# Pattern Matcher¶

The nGraph Compiler is an optimizing compiler. As such, it provides a way to capture a given function graph and perform a series of optimization passes over that graph. The result is a semantically-equivalent graph that, when executed using any backend, has optimizations inherent at the hardware level: superior runtime characteristics to increase training performance or reduce inference latency.

class Matcher

Matcher matches (compares) two graphs.

Public Functions

Matcher(const std::shared_ptr<Node> &pattern_node, const std::string &name, bool strict_mode)

Constructs a Matcher object.

Parameters
• pattern_node: is a pattern sub graph that will be matched against input graphs
• name: is a string which is used for logging and disabling a matcher
• strict_mode: forces a matcher to consider shapes and ET of nodes

bool match(const std::shared_ptr<Node> &graph_node)

Matches a pattern to graph_node.

Parameters
• graph_node: is an input graph to be matched against

bool match(const std::shared_ptr<Node> &graph_node, const PatternMap &previous_matches)

Matches a pattern to graph_node.

Parameters
• graph_node: is an input graph to be matched against
• previous_matches: contains previous mappings from labels to nodes to use

## Fusion¶

There are several ways to describe what happens when we capture and translate the framework’s output of ops into an nGraph graph. Fusion is the term we shall use in our documentation; the action also can be described as: combining, folding, squashing, collapsing, or merging of graph functions.

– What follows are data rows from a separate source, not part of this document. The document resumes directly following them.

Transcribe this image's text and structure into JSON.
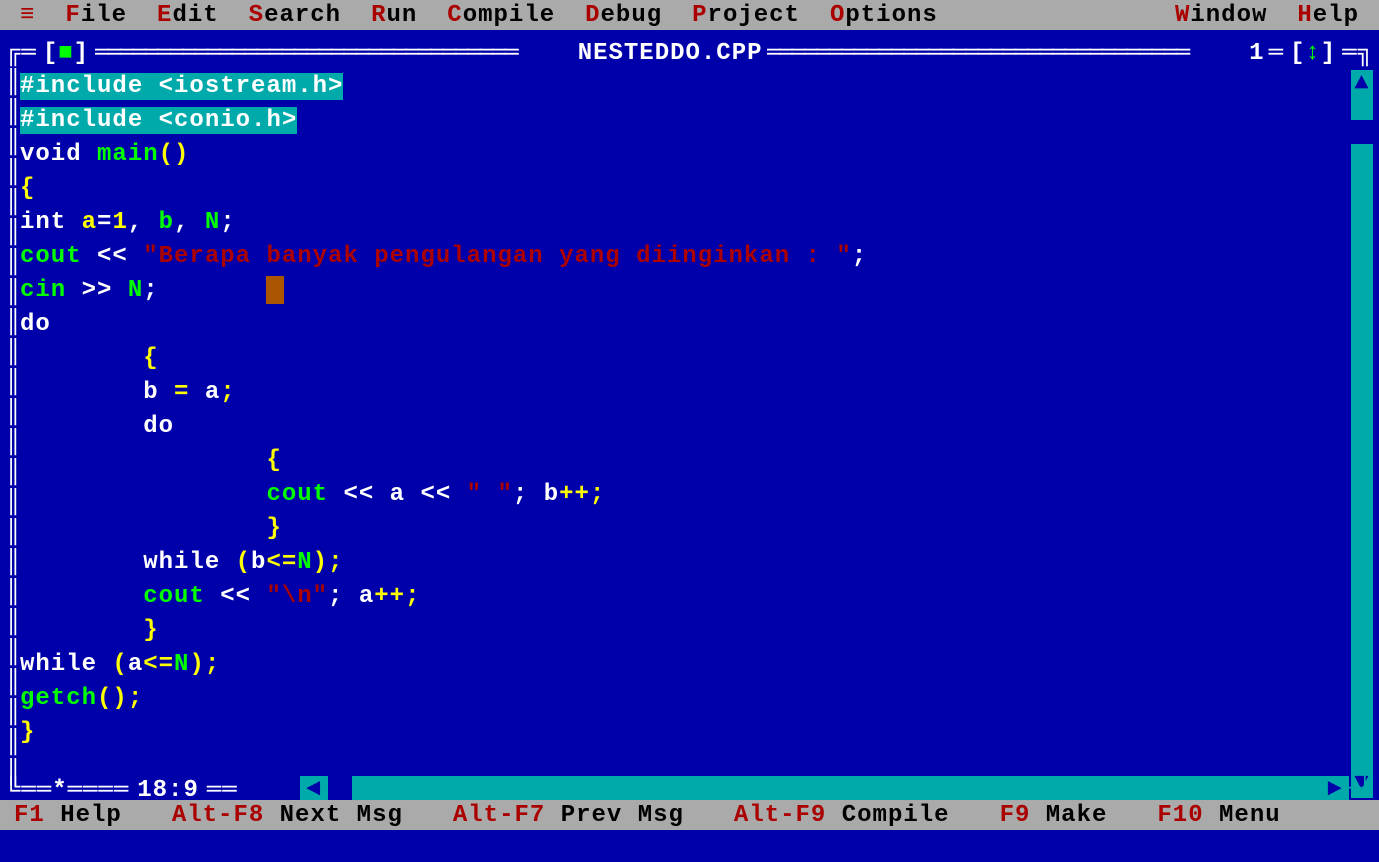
{
  "menu": {
    "items": [
      {
        "hot": "≡",
        "rest": ""
      },
      {
        "hot": "F",
        "rest": "ile"
      },
      {
        "hot": "E",
        "rest": "dit"
      },
      {
        "hot": "S",
        "rest": "earch"
      },
      {
        "hot": "R",
        "rest": "un"
      },
      {
        "hot": "C",
        "rest": "ompile"
      },
      {
        "hot": "D",
        "rest": "ebug"
      },
      {
        "hot": "P",
        "rest": "roject"
      },
      {
        "hot": "O",
        "rest": "ptions"
      },
      {
        "hot": "W",
        "rest": "indow"
      },
      {
        "hot": "H",
        "rest": "elp"
      }
    ]
  },
  "window": {
    "title": "NESTEDDO.CPP",
    "number": "1",
    "cursor_pos": "18:9"
  },
  "code": {
    "lines": [
      [
        {
          "t": "#include <iostream.h>",
          "c": "hl"
        }
      ],
      [
        {
          "t": "#include <conio.h>",
          "c": "hl"
        }
      ],
      [
        {
          "t": "void",
          "c": "kw-white"
        },
        {
          "t": " ",
          "c": ""
        },
        {
          "t": "main",
          "c": "kw-green"
        },
        {
          "t": "()",
          "c": "kw-yellow"
        }
      ],
      [
        {
          "t": "{",
          "c": "kw-yellow"
        }
      ],
      [
        {
          "t": "int",
          "c": "kw-white"
        },
        {
          "t": " ",
          "c": ""
        },
        {
          "t": "a",
          "c": "kw-yellow"
        },
        {
          "t": "=",
          "c": "kw-white"
        },
        {
          "t": "1",
          "c": "kw-yellow"
        },
        {
          "t": ",",
          "c": "kw-white"
        },
        {
          "t": " ",
          "c": ""
        },
        {
          "t": "b",
          "c": "kw-green"
        },
        {
          "t": ",",
          "c": "kw-white"
        },
        {
          "t": " ",
          "c": ""
        },
        {
          "t": "N",
          "c": "kw-green"
        },
        {
          "t": ";",
          "c": "kw-white"
        }
      ],
      [
        {
          "t": "cout",
          "c": "kw-green"
        },
        {
          "t": " << ",
          "c": "kw-white"
        },
        {
          "t": "\"Berapa banyak pengulangan yang diinginkan : \"",
          "c": "kw-red"
        },
        {
          "t": ";",
          "c": "kw-white"
        }
      ],
      [
        {
          "t": "cin",
          "c": "kw-green"
        },
        {
          "t": " >> ",
          "c": "kw-white"
        },
        {
          "t": "N",
          "c": "kw-green"
        },
        {
          "t": ";",
          "c": "kw-white"
        },
        {
          "t": "       ",
          "c": ""
        },
        {
          "t": "",
          "c": "cursor"
        }
      ],
      [
        {
          "t": "do",
          "c": "kw-white"
        }
      ],
      [
        {
          "t": "        {",
          "c": "kw-yellow"
        }
      ],
      [
        {
          "t": "        ",
          "c": ""
        },
        {
          "t": "b",
          "c": "kw-white"
        },
        {
          "t": " = ",
          "c": "kw-yellow"
        },
        {
          "t": "a",
          "c": "kw-white"
        },
        {
          "t": ";",
          "c": "kw-yellow"
        }
      ],
      [
        {
          "t": "        do",
          "c": "kw-white"
        }
      ],
      [
        {
          "t": "                {",
          "c": "kw-yellow"
        }
      ],
      [
        {
          "t": "                ",
          "c": ""
        },
        {
          "t": "cout",
          "c": "kw-green"
        },
        {
          "t": " << ",
          "c": "kw-white"
        },
        {
          "t": "a",
          "c": "kw-white"
        },
        {
          "t": " << ",
          "c": "kw-white"
        },
        {
          "t": "\" \"",
          "c": "kw-red"
        },
        {
          "t": "; ",
          "c": "kw-white"
        },
        {
          "t": "b",
          "c": "kw-white"
        },
        {
          "t": "++;",
          "c": "kw-yellow"
        }
      ],
      [
        {
          "t": "                }",
          "c": "kw-yellow"
        }
      ],
      [
        {
          "t": "        while ",
          "c": "kw-white"
        },
        {
          "t": "(",
          "c": "kw-yellow"
        },
        {
          "t": "b",
          "c": "kw-white"
        },
        {
          "t": "<=",
          "c": "kw-yellow"
        },
        {
          "t": "N",
          "c": "kw-green"
        },
        {
          "t": ");",
          "c": "kw-yellow"
        }
      ],
      [
        {
          "t": "        ",
          "c": ""
        },
        {
          "t": "cout",
          "c": "kw-green"
        },
        {
          "t": " << ",
          "c": "kw-white"
        },
        {
          "t": "\"\\n\"",
          "c": "kw-red"
        },
        {
          "t": "; ",
          "c": "kw-white"
        },
        {
          "t": "a",
          "c": "kw-white"
        },
        {
          "t": "++;",
          "c": "kw-yellow"
        }
      ],
      [
        {
          "t": "        }",
          "c": "kw-yellow"
        }
      ],
      [
        {
          "t": "while ",
          "c": "kw-white"
        },
        {
          "t": "(",
          "c": "kw-yellow"
        },
        {
          "t": "a",
          "c": "kw-white"
        },
        {
          "t": "<=",
          "c": "kw-yellow"
        },
        {
          "t": "N",
          "c": "kw-green"
        },
        {
          "t": ");",
          "c": "kw-yellow"
        }
      ],
      [
        {
          "t": "getch",
          "c": "kw-green"
        },
        {
          "t": "();",
          "c": "kw-yellow"
        }
      ],
      [
        {
          "t": "}",
          "c": "kw-yellow"
        }
      ]
    ]
  },
  "status": {
    "items": [
      {
        "key": "F1",
        "label": " Help"
      },
      {
        "key": "Alt-F8",
        "label": " Next Msg"
      },
      {
        "key": "Alt-F7",
        "label": " Prev Msg"
      },
      {
        "key": "Alt-F9",
        "label": " Compile"
      },
      {
        "key": "F9",
        "label": " Make"
      },
      {
        "key": "F10",
        "label": " Menu"
      }
    ]
  }
}
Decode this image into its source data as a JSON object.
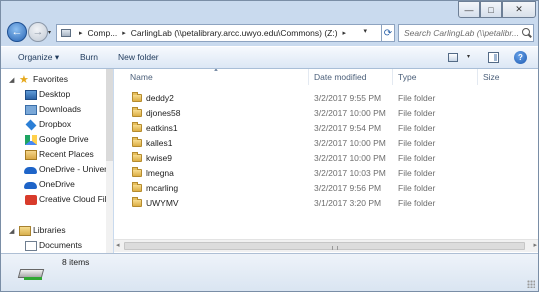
{
  "window": {
    "minimize_glyph": "—",
    "maximize_glyph": "□",
    "close_glyph": "✕"
  },
  "navigation": {
    "back_glyph": "←",
    "forward_glyph": "→",
    "address_segments": [
      "Comp...",
      "CarlingLab (\\\\petalibrary.arcc.uwyo.edu\\Commons) (Z:)"
    ],
    "separator": "▸",
    "search_placeholder": "Search CarlingLab (\\\\petalibr..."
  },
  "toolbar": {
    "organize_label": "Organize ▾",
    "burn_label": "Burn",
    "new_folder_label": "New folder",
    "help_glyph": "?"
  },
  "sidebar": {
    "items": [
      {
        "label": "Favorites",
        "icon": "star-icon"
      },
      {
        "label": "Desktop",
        "icon": "desktop-icon"
      },
      {
        "label": "Downloads",
        "icon": "downloads-icon"
      },
      {
        "label": "Dropbox",
        "icon": "dropbox-icon"
      },
      {
        "label": "Google Drive",
        "icon": "google-drive-icon"
      },
      {
        "label": "Recent Places",
        "icon": "recent-places-icon"
      },
      {
        "label": "OneDrive - Univer",
        "icon": "onedrive-icon"
      },
      {
        "label": "OneDrive",
        "icon": "onedrive-icon"
      },
      {
        "label": "Creative Cloud Fil",
        "icon": "creative-cloud-icon"
      },
      {
        "label": "Libraries",
        "icon": "libraries-icon"
      },
      {
        "label": "Documents",
        "icon": "documents-icon"
      }
    ]
  },
  "columns": {
    "name": "Name",
    "date_modified": "Date modified",
    "type": "Type",
    "size": "Size"
  },
  "files": [
    {
      "name": "deddy2",
      "date": "3/2/2017 9:55 PM",
      "type": "File folder"
    },
    {
      "name": "djones58",
      "date": "3/2/2017 10:00 PM",
      "type": "File folder"
    },
    {
      "name": "eatkins1",
      "date": "3/2/2017 9:54 PM",
      "type": "File folder"
    },
    {
      "name": "kalles1",
      "date": "3/2/2017 10:00 PM",
      "type": "File folder"
    },
    {
      "name": "kwise9",
      "date": "3/2/2017 10:00 PM",
      "type": "File folder"
    },
    {
      "name": "lmegna",
      "date": "3/2/2017 10:03 PM",
      "type": "File folder"
    },
    {
      "name": "mcarling",
      "date": "3/2/2017 9:56 PM",
      "type": "File folder"
    },
    {
      "name": "UWYMV",
      "date": "3/1/2017 3:20 PM",
      "type": "File folder"
    }
  ],
  "status": {
    "item_count": "8 items"
  }
}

Optimization passes may include algebraic simplifications, domain-specific simplifications, and fusion. Most passes share the same mode of operation (or the same operational structure) and consist of various stages (each one a step) where a developer can experiment with the intercepted or dynamic graph. These steps may be cycled or recycled as needed:

1. Locate a list of potentially-transformable subgraphs in the given graph.
2. Transform the selected candidates into semantically-equivalent subgraphs that execute faster, or with less memory (or both).
3. Verify that the optimization pass performs correctly, with any or all expected transformations, with the NGRAPH_SERIALIZE_TRACING option, which serializes a graph in the json format after a pass.
4. Measure and evaluate your performance improvements with NGRAPH_CPU_TRACING, which produces timelines compatible with chrome://tracing.

Optimizations can be experimented upon without using any backend by registering a pass with pass manager (Manager), calling run_passes on a function, and then inspecting the transformed graph.

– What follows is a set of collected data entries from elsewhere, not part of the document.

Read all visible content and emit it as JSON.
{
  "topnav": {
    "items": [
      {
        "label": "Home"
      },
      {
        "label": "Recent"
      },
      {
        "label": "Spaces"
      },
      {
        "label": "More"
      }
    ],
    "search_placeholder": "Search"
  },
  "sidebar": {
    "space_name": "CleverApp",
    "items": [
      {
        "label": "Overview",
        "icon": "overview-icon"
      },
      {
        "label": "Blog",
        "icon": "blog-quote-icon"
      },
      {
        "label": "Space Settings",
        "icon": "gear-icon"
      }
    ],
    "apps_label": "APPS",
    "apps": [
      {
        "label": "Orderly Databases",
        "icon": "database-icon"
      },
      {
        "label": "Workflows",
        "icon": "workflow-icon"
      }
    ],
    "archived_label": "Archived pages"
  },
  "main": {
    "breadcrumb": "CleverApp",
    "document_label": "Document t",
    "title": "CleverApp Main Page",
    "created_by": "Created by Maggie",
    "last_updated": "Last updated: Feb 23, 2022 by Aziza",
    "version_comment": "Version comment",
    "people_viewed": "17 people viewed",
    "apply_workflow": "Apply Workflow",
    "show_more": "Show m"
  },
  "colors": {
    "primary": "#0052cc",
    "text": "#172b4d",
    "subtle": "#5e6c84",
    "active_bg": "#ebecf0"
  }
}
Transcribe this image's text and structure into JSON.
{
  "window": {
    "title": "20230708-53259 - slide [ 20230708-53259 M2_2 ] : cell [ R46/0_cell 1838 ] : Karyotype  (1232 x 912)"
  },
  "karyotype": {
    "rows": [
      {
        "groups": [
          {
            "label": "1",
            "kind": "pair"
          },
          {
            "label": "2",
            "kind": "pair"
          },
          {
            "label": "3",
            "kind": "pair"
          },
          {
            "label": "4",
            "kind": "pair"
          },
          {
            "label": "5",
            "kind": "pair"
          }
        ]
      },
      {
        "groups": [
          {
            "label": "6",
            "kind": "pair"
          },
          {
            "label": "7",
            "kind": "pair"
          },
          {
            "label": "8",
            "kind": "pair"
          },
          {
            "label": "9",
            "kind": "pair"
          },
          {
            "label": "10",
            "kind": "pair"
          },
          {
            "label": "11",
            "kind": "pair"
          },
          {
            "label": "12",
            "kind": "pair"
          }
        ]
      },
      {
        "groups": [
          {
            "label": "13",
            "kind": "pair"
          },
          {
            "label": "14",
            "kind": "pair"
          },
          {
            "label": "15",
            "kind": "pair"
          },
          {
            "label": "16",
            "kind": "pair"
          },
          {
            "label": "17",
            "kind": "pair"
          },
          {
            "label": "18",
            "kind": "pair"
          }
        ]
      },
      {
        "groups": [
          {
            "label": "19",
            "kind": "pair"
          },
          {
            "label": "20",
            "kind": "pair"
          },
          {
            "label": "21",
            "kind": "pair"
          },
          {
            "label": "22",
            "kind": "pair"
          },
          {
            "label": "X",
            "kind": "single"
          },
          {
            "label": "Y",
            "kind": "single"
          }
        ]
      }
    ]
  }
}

Optimization passes can be programmed ahead of time if you know or can predict what your graph will look like when it’s ready to be executed (in other words: which ops can be automatically translated into nGraph Core ops).

The Interpreter is simply a backend providing reference implementations of ngraph ops in C++, with the focus on simplicity over performance.

### Example¶

Let us first consider a simple example. A user would like to execute a graph that describes the following arithmetic expression:

$$a + b * 1$$ or $$Add(a, Mul(b, 1))$$

In the above expressions, 1 is an identity element; any element multiplied by the identity element is equal to itself. In other words, the original expression $$a + b * 1$$ is exactly equivalent to the expression $$a + b$$, so we can eliminate this extra multiplication step.

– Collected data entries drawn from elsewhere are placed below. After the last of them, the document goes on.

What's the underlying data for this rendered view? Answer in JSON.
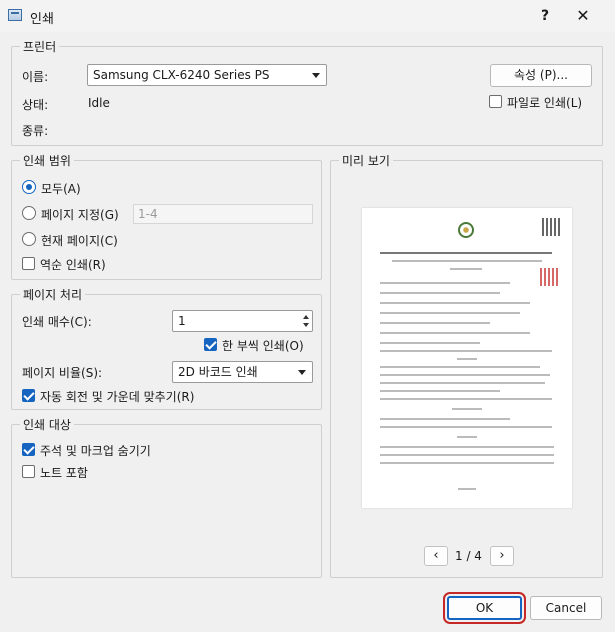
{
  "window": {
    "title": "인쇄",
    "help": "?",
    "close": "✕"
  },
  "printer": {
    "legend": "프린터",
    "name_label": "이름:",
    "name_value": "Samsung CLX-6240 Series PS",
    "status_label": "상태:",
    "status_value": "Idle",
    "type_label": "종류:",
    "properties_button": "속성 (P)...",
    "print_to_file": "파일로 인쇄(L)",
    "print_to_file_checked": false
  },
  "range": {
    "legend": "인쇄 범위",
    "all": "모두(A)",
    "pages": "페이지 지정(G)",
    "pages_placeholder": "1-4",
    "current": "현재 페이지(C)",
    "reverse": "역순 인쇄(R)",
    "selected": "all"
  },
  "handling": {
    "legend": "페이지 처리",
    "copies_label": "인쇄 매수(C):",
    "copies_value": "1",
    "collate": "한 부씩 인쇄(O)",
    "collate_checked": true,
    "scale_label": "페이지 비율(S):",
    "scale_value": "2D 바코드 인쇄",
    "autorotate": "자동 회전 및 가운데 맞추기(R)",
    "autorotate_checked": true
  },
  "target": {
    "legend": "인쇄 대상",
    "hide_annotations": "주석 및 마크업 숨기기",
    "hide_annotations_checked": true,
    "include_notes": "노트 포함",
    "include_notes_checked": false
  },
  "preview": {
    "legend": "미리 보기",
    "page_indicator": "1 / 4",
    "prev": "‹",
    "next": "›"
  },
  "buttons": {
    "ok": "OK",
    "cancel": "Cancel"
  },
  "colors": {
    "accent": "#1565c0",
    "highlight": "#c62828"
  }
}
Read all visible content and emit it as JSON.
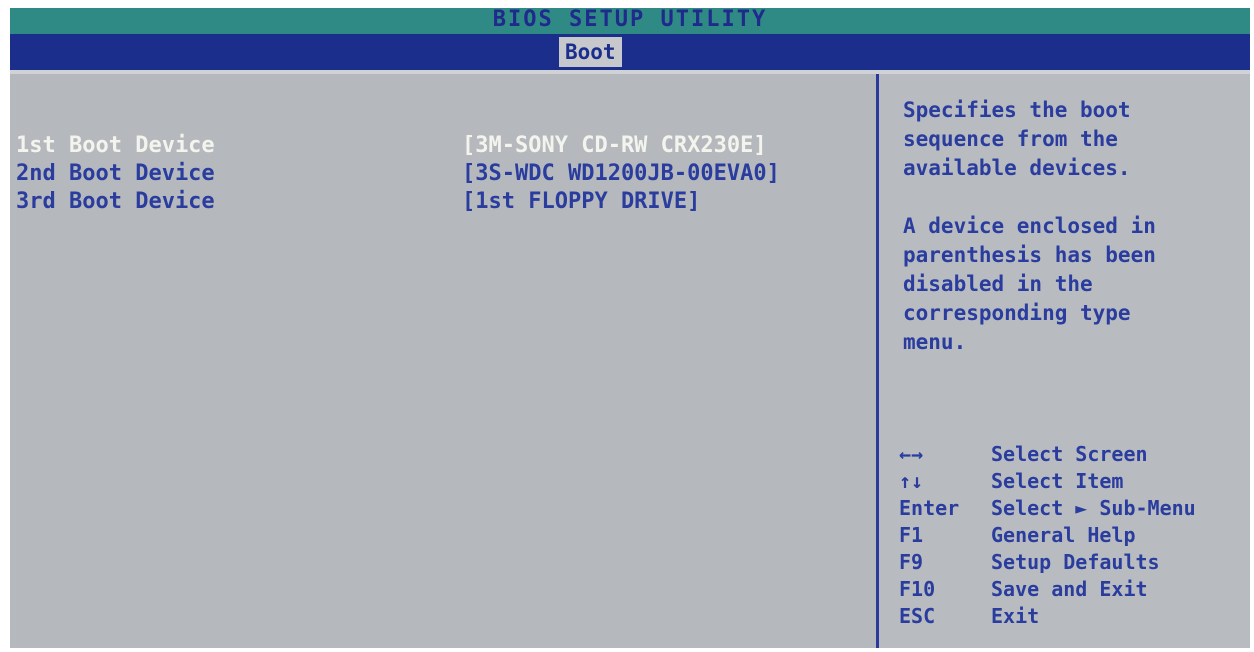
{
  "title": "BIOS SETUP UTILITY",
  "active_tab": "Boot",
  "boot_devices": [
    {
      "label": "1st Boot Device",
      "value": "[3M-SONY CD-RW CRX230E]"
    },
    {
      "label": "2nd Boot Device",
      "value": "[3S-WDC WD1200JB-00EVA0]"
    },
    {
      "label": "3rd Boot Device",
      "value": "[1st FLOPPY DRIVE]"
    }
  ],
  "help": {
    "paragraph1": [
      "Specifies the boot",
      "sequence from the",
      "available devices."
    ],
    "paragraph2": [
      "A device enclosed in",
      "parenthesis has been",
      "disabled in the",
      "corresponding type",
      "menu."
    ]
  },
  "keys": [
    {
      "key": "←→",
      "desc": "Select Screen"
    },
    {
      "key": "↑↓",
      "desc": "Select Item"
    },
    {
      "key": "Enter",
      "desc": "Select ► Sub-Menu"
    },
    {
      "key": "F1",
      "desc": "General Help"
    },
    {
      "key": "F9",
      "desc": "Setup Defaults"
    },
    {
      "key": "F10",
      "desc": "Save and Exit"
    },
    {
      "key": "ESC",
      "desc": "Exit"
    }
  ],
  "colors": {
    "title_bar": "#2f8a86",
    "menu_bar": "#1c2e8c",
    "panel_background": "#b5b9bd",
    "text_blue": "#2a3c9e",
    "selected_text": "#f4f4ee"
  }
}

The writer of an optimization pass which uses algebraic simplification would probably want to first locate all multiplication expressions where multiplicands are multiplied by 1 (for stage 1) and to then replace, those expressions with just their multiplicands (for stage 2).

To make the work of an optimization pass writer easier, the nGraph Library includes facilities that enable the finding of relevant candidates using pattern matching (via pattern/matcher.hpp), and the transforming of the original graph into an optimized version (via pass/graph_rewrite.hpp).